We also used IndigoBench, a GPU-based renderer. The results are in M Samples per second, and a longer bar is better. The 3080 turns in a score about 83 percent higher.
Our last content creation test uses V-Ray Next’s GPU render to measure performance of the GPUs. The GeForce RTX 3080 is about 104 percent faster than the RTX 2080. We also culled results from Puget Systems, which put the GeForce RTX 3080 mobile ahead of a GeForce RTX 2080 Ti and Titan RTX.
Overall, we think the GeForce RTX 3080 is indeed the best mobile GPU available right now. To be fair, it’s not much of a bar to set if all you have to be is better than the previous GPU. Don’t let your expectations be warped by the stunning GeForce RTX 3080 desktop card.
Once we settled back into the reality that a laptop, is a laptop, is a laptop—seeing from 15- to 25-percent improvements in graphically intensive games, and even higher with ray-traced titles, is respectable.

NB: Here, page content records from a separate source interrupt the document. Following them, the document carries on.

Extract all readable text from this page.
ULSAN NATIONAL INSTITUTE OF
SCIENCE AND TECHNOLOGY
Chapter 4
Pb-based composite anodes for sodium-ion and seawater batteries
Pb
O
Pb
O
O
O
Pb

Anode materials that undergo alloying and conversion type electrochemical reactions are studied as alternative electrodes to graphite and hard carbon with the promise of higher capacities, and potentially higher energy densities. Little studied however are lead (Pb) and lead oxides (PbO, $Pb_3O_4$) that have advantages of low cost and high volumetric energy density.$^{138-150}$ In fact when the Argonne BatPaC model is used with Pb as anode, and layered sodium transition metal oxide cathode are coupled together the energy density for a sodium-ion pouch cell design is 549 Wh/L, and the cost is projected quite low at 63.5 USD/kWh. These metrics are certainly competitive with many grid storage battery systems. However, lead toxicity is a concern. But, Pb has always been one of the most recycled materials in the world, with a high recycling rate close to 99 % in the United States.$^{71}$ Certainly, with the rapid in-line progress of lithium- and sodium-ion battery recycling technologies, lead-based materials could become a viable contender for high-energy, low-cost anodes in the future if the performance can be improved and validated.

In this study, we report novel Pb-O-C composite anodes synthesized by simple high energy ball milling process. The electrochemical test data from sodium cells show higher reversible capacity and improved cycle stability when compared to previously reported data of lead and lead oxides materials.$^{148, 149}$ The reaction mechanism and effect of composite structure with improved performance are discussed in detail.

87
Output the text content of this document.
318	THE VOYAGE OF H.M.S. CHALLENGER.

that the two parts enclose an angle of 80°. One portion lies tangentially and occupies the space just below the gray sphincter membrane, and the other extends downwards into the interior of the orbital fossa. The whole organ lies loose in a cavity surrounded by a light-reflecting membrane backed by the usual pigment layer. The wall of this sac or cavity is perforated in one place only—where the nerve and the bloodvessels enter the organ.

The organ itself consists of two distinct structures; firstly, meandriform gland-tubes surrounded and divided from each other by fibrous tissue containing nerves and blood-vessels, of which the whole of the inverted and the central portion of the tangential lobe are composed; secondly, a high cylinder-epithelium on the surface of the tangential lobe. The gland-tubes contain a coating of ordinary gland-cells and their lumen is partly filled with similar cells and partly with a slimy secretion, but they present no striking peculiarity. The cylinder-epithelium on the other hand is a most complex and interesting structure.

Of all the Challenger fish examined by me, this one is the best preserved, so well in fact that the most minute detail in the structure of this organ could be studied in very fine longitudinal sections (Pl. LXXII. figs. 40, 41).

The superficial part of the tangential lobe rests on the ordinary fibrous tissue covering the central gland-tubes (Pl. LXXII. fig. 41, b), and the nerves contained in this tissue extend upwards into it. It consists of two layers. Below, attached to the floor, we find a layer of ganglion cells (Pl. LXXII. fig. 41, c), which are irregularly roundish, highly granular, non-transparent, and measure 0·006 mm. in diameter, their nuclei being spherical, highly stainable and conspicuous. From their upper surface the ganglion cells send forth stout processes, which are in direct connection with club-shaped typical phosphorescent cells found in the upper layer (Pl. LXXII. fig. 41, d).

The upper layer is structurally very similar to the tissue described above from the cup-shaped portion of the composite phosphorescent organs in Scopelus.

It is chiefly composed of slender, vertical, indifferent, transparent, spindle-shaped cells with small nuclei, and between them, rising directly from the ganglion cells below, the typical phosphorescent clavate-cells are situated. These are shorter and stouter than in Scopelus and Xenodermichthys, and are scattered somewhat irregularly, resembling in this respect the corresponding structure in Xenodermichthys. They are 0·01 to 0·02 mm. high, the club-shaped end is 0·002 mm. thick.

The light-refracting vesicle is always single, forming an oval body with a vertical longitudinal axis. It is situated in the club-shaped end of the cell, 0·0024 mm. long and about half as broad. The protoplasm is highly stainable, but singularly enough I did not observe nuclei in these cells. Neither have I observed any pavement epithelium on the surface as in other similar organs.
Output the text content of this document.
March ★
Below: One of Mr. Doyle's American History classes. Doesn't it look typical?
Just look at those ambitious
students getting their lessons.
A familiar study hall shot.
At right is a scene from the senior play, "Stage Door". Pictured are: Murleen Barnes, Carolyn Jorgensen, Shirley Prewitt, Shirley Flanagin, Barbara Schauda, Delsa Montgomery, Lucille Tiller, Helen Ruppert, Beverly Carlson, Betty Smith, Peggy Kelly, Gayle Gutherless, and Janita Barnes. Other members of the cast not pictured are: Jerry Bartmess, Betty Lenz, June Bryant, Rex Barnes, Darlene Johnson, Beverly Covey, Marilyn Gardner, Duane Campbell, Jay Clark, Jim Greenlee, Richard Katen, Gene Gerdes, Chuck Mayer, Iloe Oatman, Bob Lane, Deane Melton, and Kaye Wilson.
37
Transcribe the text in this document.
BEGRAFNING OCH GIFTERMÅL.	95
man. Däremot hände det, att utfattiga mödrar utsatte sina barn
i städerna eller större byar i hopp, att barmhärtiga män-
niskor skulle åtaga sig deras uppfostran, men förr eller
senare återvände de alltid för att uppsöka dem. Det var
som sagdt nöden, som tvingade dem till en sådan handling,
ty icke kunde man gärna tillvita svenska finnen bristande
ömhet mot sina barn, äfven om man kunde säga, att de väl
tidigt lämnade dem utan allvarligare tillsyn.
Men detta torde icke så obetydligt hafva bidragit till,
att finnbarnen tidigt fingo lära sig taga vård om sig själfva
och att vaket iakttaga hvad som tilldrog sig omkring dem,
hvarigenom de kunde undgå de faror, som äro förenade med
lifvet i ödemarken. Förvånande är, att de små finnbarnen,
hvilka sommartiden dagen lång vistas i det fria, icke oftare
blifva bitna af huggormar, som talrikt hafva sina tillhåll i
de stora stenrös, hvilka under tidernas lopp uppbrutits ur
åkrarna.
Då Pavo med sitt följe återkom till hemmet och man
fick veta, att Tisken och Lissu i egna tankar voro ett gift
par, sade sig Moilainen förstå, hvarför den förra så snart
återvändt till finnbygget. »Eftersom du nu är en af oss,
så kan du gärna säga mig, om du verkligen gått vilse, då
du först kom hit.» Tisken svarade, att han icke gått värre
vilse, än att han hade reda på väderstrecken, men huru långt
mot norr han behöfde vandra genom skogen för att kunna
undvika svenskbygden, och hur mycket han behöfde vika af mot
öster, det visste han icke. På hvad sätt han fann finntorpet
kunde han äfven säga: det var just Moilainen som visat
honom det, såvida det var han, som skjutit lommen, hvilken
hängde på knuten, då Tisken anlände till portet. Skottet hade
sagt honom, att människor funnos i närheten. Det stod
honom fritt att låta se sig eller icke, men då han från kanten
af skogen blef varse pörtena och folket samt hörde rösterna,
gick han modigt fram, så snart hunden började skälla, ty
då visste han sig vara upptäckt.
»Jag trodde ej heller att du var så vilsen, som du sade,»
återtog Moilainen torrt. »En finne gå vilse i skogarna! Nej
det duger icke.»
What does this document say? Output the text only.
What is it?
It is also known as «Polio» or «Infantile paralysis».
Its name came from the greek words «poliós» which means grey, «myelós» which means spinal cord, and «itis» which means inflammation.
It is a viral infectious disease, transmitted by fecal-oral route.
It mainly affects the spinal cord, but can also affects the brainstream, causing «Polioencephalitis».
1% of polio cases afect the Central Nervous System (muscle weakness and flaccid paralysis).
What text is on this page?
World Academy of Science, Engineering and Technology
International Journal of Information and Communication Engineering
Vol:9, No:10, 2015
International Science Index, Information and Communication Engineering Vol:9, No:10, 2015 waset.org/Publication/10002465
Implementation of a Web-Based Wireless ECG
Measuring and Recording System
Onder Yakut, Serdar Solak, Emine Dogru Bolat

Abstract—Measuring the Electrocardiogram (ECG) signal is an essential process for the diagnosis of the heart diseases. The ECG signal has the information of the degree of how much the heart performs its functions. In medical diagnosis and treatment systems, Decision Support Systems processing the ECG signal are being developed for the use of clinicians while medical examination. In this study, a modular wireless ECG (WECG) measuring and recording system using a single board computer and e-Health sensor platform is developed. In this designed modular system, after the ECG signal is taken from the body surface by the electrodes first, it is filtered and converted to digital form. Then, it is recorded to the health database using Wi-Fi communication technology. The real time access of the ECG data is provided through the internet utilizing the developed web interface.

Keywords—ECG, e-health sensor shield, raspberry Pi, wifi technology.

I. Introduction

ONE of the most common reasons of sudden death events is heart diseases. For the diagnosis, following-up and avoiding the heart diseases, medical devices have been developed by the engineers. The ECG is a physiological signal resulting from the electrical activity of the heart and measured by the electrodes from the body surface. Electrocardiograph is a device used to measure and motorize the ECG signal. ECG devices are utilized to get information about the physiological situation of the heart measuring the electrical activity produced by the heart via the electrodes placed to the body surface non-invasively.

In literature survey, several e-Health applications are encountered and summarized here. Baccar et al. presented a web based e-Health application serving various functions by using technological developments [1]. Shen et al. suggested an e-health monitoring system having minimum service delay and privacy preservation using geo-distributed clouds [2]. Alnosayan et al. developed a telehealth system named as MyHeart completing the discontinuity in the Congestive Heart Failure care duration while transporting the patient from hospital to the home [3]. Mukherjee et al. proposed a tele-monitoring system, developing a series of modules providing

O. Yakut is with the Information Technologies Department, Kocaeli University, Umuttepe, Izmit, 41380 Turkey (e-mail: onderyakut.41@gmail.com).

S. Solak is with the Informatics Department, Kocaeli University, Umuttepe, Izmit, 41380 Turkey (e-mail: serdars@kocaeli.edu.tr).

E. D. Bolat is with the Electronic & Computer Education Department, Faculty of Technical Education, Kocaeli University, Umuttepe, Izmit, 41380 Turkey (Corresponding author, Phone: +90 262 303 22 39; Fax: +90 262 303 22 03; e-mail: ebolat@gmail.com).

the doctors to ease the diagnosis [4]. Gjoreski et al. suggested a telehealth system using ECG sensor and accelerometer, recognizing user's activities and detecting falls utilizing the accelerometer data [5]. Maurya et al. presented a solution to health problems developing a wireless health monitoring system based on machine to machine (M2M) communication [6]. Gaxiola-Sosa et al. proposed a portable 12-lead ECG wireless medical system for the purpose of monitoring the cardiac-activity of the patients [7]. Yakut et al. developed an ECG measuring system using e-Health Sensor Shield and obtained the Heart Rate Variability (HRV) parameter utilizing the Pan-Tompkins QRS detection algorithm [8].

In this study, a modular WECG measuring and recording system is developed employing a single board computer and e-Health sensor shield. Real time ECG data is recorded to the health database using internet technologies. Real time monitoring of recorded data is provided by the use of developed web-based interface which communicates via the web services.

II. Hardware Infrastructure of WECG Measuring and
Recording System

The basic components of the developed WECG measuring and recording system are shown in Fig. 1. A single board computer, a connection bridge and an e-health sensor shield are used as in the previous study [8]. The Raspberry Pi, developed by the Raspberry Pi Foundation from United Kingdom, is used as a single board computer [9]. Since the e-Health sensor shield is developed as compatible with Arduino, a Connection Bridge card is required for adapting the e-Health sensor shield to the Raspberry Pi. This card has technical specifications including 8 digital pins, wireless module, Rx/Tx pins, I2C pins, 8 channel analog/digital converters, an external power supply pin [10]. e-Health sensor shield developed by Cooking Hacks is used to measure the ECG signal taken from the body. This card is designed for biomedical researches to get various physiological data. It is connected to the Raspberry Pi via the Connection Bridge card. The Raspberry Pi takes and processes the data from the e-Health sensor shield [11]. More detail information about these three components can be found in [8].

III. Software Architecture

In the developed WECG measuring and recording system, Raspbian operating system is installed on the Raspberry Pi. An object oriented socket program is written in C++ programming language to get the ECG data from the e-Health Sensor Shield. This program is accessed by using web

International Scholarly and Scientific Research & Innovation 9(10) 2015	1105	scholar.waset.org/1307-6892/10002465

Would we upgrade from an RTX 20-series laptop? Probably not, unless it’s a bigger step such as a side move of going from an RTX 2060 to something faster. It rarely makes sense to upgrade from one generation to the next unless you are doing it for the the huge boosts in content creation advances.
When every laptop is its own package, our first review of a new component isn’t our definitive one. We’ll have a better feel for RTX 30-series laptops after we’ve tested another half-dozen or more. But clearly with a favorable implementation such as we tested, it can do very well indeed.